C’est peut-être pourquoi, à l’inverse de nombreux pays, le passage à la retraite ne semble pas constituer en France une charnière difficile, de nature à provoquer une baisse de bien-être, même s’il occasionne une perte de revenu. Pour les chômeurs, il représente même une sortie de la précarité et du stigmate, nettement favorable au bien-être. Les liens sociaux et privés ensuite, dont on mesure l’importance, en creux, par le sentiment de solitude particulièrement délétère qui s’exprime dans certaines communes du territoire français.
À cet égard, les dix dernières années ont peut-être été celles du triomphe de la géographie, avec la prise de conscience de l’importance de l’environnement immédiat des personnes.
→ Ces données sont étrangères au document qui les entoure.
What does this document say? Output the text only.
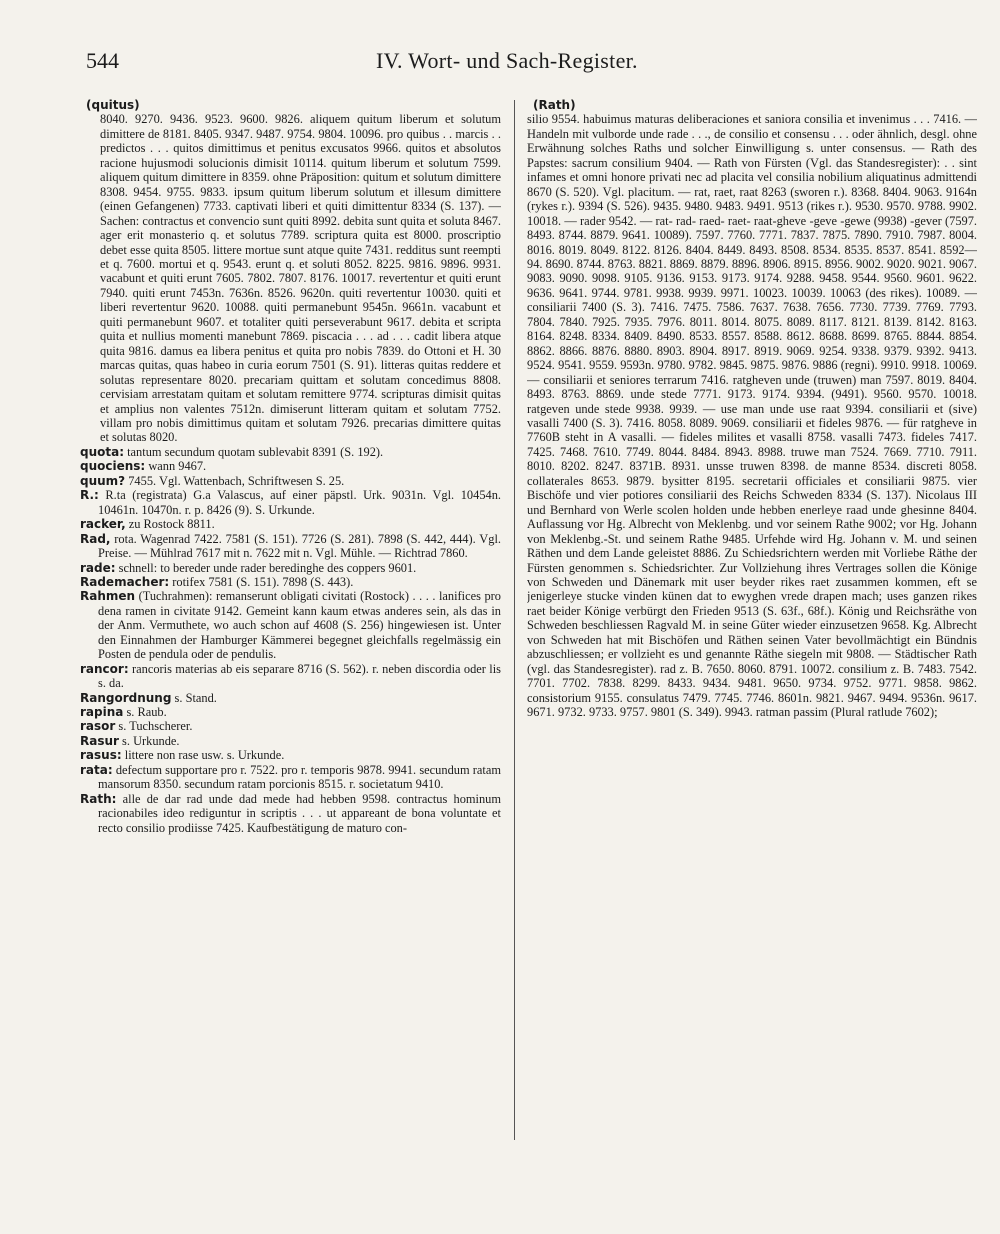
544	IV. Wort- und Sach-Register.
(quitus)

8040. 9270. 9436. 9523. 9600. 9826. aliquem quitum liberum et solutum dimittere de 8181. 8405. 9347. 9487. 9754. 9804. 10096. pro quibus . . marcis . . predictos . . . quitos dimittimus et penitus excusatos 9966. quitos et absolutos racione hujusmodi solucionis dimisit 10114. quitum liberum et solutum 7599. aliquem quitum dimittere in 8359. ohne Präposition: quitum et solutum dimittere 8308. 9454. 9755. 9833. ipsum quitum liberum solutum et illesum dimittere (einen Gefangenen) 7733. captivati liberi et quiti dimittentur 8334 (S. 137). — Sachen: contractus et convencio sunt quiti 8992. debita sunt quita et soluta 8467. ager erit monasterio q. et solutus 7789. scriptura quita est 8000. proscriptio debet esse quita 8505. littere mortue sunt atque quite 7431. redditus sunt reempti et q. 7600. mortui et q. 9543. erunt q. et soluti 8052. 8225. 9816. 9896. 9931. vacabunt et quiti erunt 7605. 7802. 7807. 8176. 10017. revertentur et quiti erunt 7940. quiti erunt 7453n. 7636n. 8526. 9620n. quiti revertentur 10030. quiti et liberi revertentur 9620. 10088. quiti permanebunt 9545n. 9661n. vacabunt et quiti permanebunt 9607. et totaliter quiti perseverabunt 9617. debita et scripta quita et nullius momenti manebunt 7869. piscacia . . . ad . . . cadit libera atque quita 9816. damus ea libera penitus et quita pro nobis 7839. do Ottoni et H. 30 marcas quitas, quas habeo in curia eorum 7501 (S. 91). litteras quitas reddere et solutas representare 8020. precariam quittam et solutam concedimus 8808. cervisiam arrestatam quitam et solutam remittere 9774. scripturas dimisit quitas et amplius non valentes 7512n. dimiserunt litteram quitam et solutam 7752. villam pro nobis dimittimus quitam et solutam 7926. precarias dimittere quitas et solutas 8020.

quota: tantum secundum quotam sublevabit 8391 (S. 192).

quociens: wann 9467.

quum? 7455. Vgl. Wattenbach, Schriftwesen S. 25.

R.: R.ta (registrata) G.a Valascus, auf einer päpstl. Urk. 9031n. Vgl. 10454n. 10461n. 10470n. r. p. 8426 (9). S. Urkunde.

racker, zu Rostock 8811.

Rad, rota. Wagenrad 7422. 7581 (S. 151). 7726 (S. 281). 7898 (S. 442, 444). Vgl. Preise. — Mühlrad 7617 mit n. 7622 mit n. Vgl. Mühle. — Richtrad 7860.

rade: schnell: to bereder unde rader beredinghe des coppers 9601.

Rademacher: rotifex 7581 (S. 151). 7898 (S. 443).

Rahmen (Tuchrahmen): remanserunt obligati civitati (Rostock) . . . . lanifices pro dena ramen in civitate 9142. Gemeint kann kaum etwas anderes sein, als das in der Anm. Vermuthete, wo auch schon auf 4608 (S. 256) hingewiesen ist. Unter den Einnahmen der Hamburger Kämmerei begegnet gleichfalls regelmässig ein Posten de pendula oder de pendulis.

rancor: rancoris materias ab eis separare 8716 (S. 562). r. neben discordia oder lis s. da.

Rangordnung s. Stand.

rapina s. Raub.

rasor s. Tuchscherer.

Rasur s. Urkunde.

rasus: littere non rase usw. s. Urkunde.

rata: defectum supportare pro r. 7522. pro r. temporis 9878. 9941. secundum ratam mansorum 8350. secundum ratam porcionis 8515. r. societatum 9410.

Rath: alle de dar rad unde dad mede had hebben 9598. contractus hominum racionabiles ideo rediguntur in scriptis . . . ut appareant de bona voluntate et recto consilio prodiisse 7425. Kaufbestätigung de maturo con-

(Rath)

silio 9554. habuimus maturas deliberaciones et saniora consilia et invenimus . . . 7416. — Handeln mit vulborde unde rade . . ., de consilio et consensu . . . oder ähnlich, desgl. ohne Erwähnung solches Raths und solcher Einwilligung s. unter consensus. — Rath des Papstes: sacrum consilium 9404. — Rath von Fürsten (Vgl. das Standesregister): . . sint infames et omni honore privati nec ad placita vel consilia nobilium aliquatinus admittendi 8670 (S. 520). Vgl. placitum. — rat, raet, raat 8263 (sworen r.). 8368. 8404. 9063. 9164n (rykes r.). 9394 (S. 526). 9435. 9480. 9483. 9491. 9513 (rikes r.). 9530. 9570. 9788. 9902. 10018. — rader 9542. — rat- rad- raed- raet- raat-gheve -geve -gewe (9938) -gever (7597. 8493. 8744. 8879. 9641. 10089). 7597. 7760. 7771. 7837. 7875. 7890. 7910. 7987. 8004. 8016. 8019. 8049. 8122. 8126. 8404. 8449. 8493. 8508. 8534. 8535. 8537. 8541. 8592—94. 8690. 8744. 8763. 8821. 8869. 8879. 8896. 8906. 8915. 8956. 9002. 9020. 9021. 9067. 9083. 9090. 9098. 9105. 9136. 9153. 9173. 9174. 9288. 9458. 9544. 9560. 9601. 9622. 9636. 9641. 9744. 9781. 9938. 9939. 9971. 10023. 10039. 10063 (des rikes). 10089. — consiliarii 7400 (S. 3). 7416. 7475. 7586. 7637. 7638. 7656. 7730. 7739. 7769. 7793. 7804. 7840. 7925. 7935. 7976. 8011. 8014. 8075. 8089. 8117. 8121. 8139. 8142. 8163. 8164. 8248. 8334. 8409. 8490. 8533. 8557. 8588. 8612. 8688. 8699. 8765. 8844. 8854. 8862. 8866. 8876. 8880. 8903. 8904. 8917. 8919. 9069. 9254. 9338. 9379. 9392. 9413. 9524. 9541. 9559. 9593n. 9780. 9782. 9845. 9875. 9876. 9886 (regni). 9910. 9918. 10069. — consiliarii et seniores terrarum 7416. ratgheven unde (truwen) man 7597. 8019. 8404. 8493. 8763. 8869. unde stede 7771. 9173. 9174. 9394. (9491). 9560. 9570. 10018. ratgeven unde stede 9938. 9939. — use man unde use raat 9394. consiliarii et (sive) vasalli 7400 (S. 3). 7416. 8058. 8089. 9069. consiliarii et fideles 9876. — für ratgheve in 7760B steht in A vasalli. — fideles milites et vasalli 8758. vasalli 7473. fideles 7417. 7425. 7468. 7610. 7749. 8044. 8484. 8943. 8988. truwe man 7524. 7669. 7710. 7911. 8010. 8202. 8247. 8371B. 8931. unsse truwen 8398. de manne 8534. discreti 8058. collaterales 8653. 9879. bysitter 8195. secretarii officiales et consiliarii 9875. vier Bischöfe und vier potiores consiliarii des Reichs Schweden 8334 (S. 137). Nicolaus III und Bernhard von Werle scolen holden unde hebben enerleye raad unde ghesinne 8404. Auflassung vor Hg. Albrecht von Meklenbg. und vor seinem Rathe 9002; vor Hg. Johann von Meklenbg.-St. und seinem Rathe 9485. Urfehde wird Hg. Johann v. M. und seinen Räthen und dem Lande geleistet 8886. Zu Schiedsrichtern werden mit Vorliebe Räthe der Fürsten genommen s. Schiedsrichter. Zur Vollziehung ihres Vertrages sollen die Könige von Schweden und Dänemark mit user beyder rikes raet zusammen kommen, eft se jenigerleye stucke vinden künen dat to ewyghen vrede drapen mach; uses ganzen rikes raet beider Könige verbürgt den Frieden 9513 (S. 63f., 68f.). König und Reichsräthe von Schweden beschliessen Ragvald M. in seine Güter wieder einzusetzen 9658. Kg. Albrecht von Schweden hat mit Bischöfen und Räthen seinen Vater bevollmächtigt ein Bündnis abzuschliessen; er vollzieht es und genannte Räthe siegeln mit 9808. — Städtischer Rath (vgl. das Standesregister). rad z. B. 7650. 8060. 8791. 10072. consilium z. B. 7483. 7542. 7701. 7702. 7838. 8299. 8433. 9434. 9481. 9650. 9734. 9752. 9771. 9858. 9862. consistorium 9155. consulatus 7479. 7745. 7746. 8601n. 9821. 9467. 9494. 9536n. 9617. 9671. 9732. 9733. 9757. 9801 (S. 349). 9943. ratman passim (Plural ratlude 7602);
C’est en effet dans les territoires en déclin démographique, d’où la vie sociale se retire, que l’on a vu récemment se manifester des signes de fort mécontentement : insatisfaction, abstention électorale, et manifestations de Gilets jaunes. Au total, les Français se classent plus mal que les autres Européens sur un grand nombre de mesures subjectives de bien-être malgré une situation beaucoup moins défavorable en matière d’indicateurs objectifs.
Nous y voyons le signe d’une société inquiète, mal à l’aise avec les transformations qui la traversent. Peut-être s’agit-il de la crise de croissance d’une société de statut, dominée par une aristocratie républicaine et laïcisée, forcée de s’adapter à une concurrence mondialisée. Peut-être aussi, dans une société centralisée où l’on attend beaucoup de l’État, est-il particulièrement angoissant de voir l’échelle nationale largement dépassée par l’ampleur des changements mondiaux.
Ce serait alors parce que l’État n’a plus les moyens de protéger le lien social et les individus contre les chocs nombreux imposés par la vie économique que l’argent revêt une importance particulièrement forte aux yeux des Français. Le pouvoir d’achat devenant plus déterminant pour la position sociale, il devient, a contrario, une source de frustration pour les classes moyenne menacées de précarisation financière, comme les Gilets jaunes.
Le dernier chapitre de cet ouvrage ajoute une profondeur historique à l’analyse, et suggère que la notion de crise, apparue au milieu des années 1970, s’est durablement installée dans la société française, ainsi que le pessimisme et l’insatisfaction qui l’accompagnent. Ces observations, réalisées au cours des années passées, revêtent une teneur nouvelle à la lumière de la crise du Covid-19.
Le confinement aurait-il permis la revanche des Gilets jaunes, jouissant du supplément d’espace que leur offrait une résidence plus éloignée des centres vitaux de l’économie, délivrés des trajets domicile-travail, et logés à la même enseigne de désocialisation que le reste du territoire ? On verra qu’il n’en est rien et que les conditions de vie et de travail de ce groupe ont été particulièrement défavorables à leur bien-être pendant le confinement.
Pour ceux qui l’ont pratiqué, le télétravail a-t-il occasionné une perte de liens sociaux et un effet délétère sur le bien-être, ou au contraire, a-t-il permis d’améliorer l’équilibre entre vie professionnelle et vie privée ? Cette question du travail à distance constituera sans doute la grande mutation des années à venir, et il importe de comprendre rapidement quel impact sur le bien-être, et notamment sur le bien-être au travail, il est susceptible d’exercer.
D’autres hypothèses qui paraissaient raisonnables ne semblent pas avoir été validées par les enquêtes. Ainsi, le pessimisme et la défiance des Français vis-à-vis des institutions politiques et le climat social en entreprise globalement plus défavorable en France que dans le reste de l’Europe, auraient pu compromettre la reprise de l’activité après la pause imposée par le premier confinement. Cela n’a pourtant pas été le cas.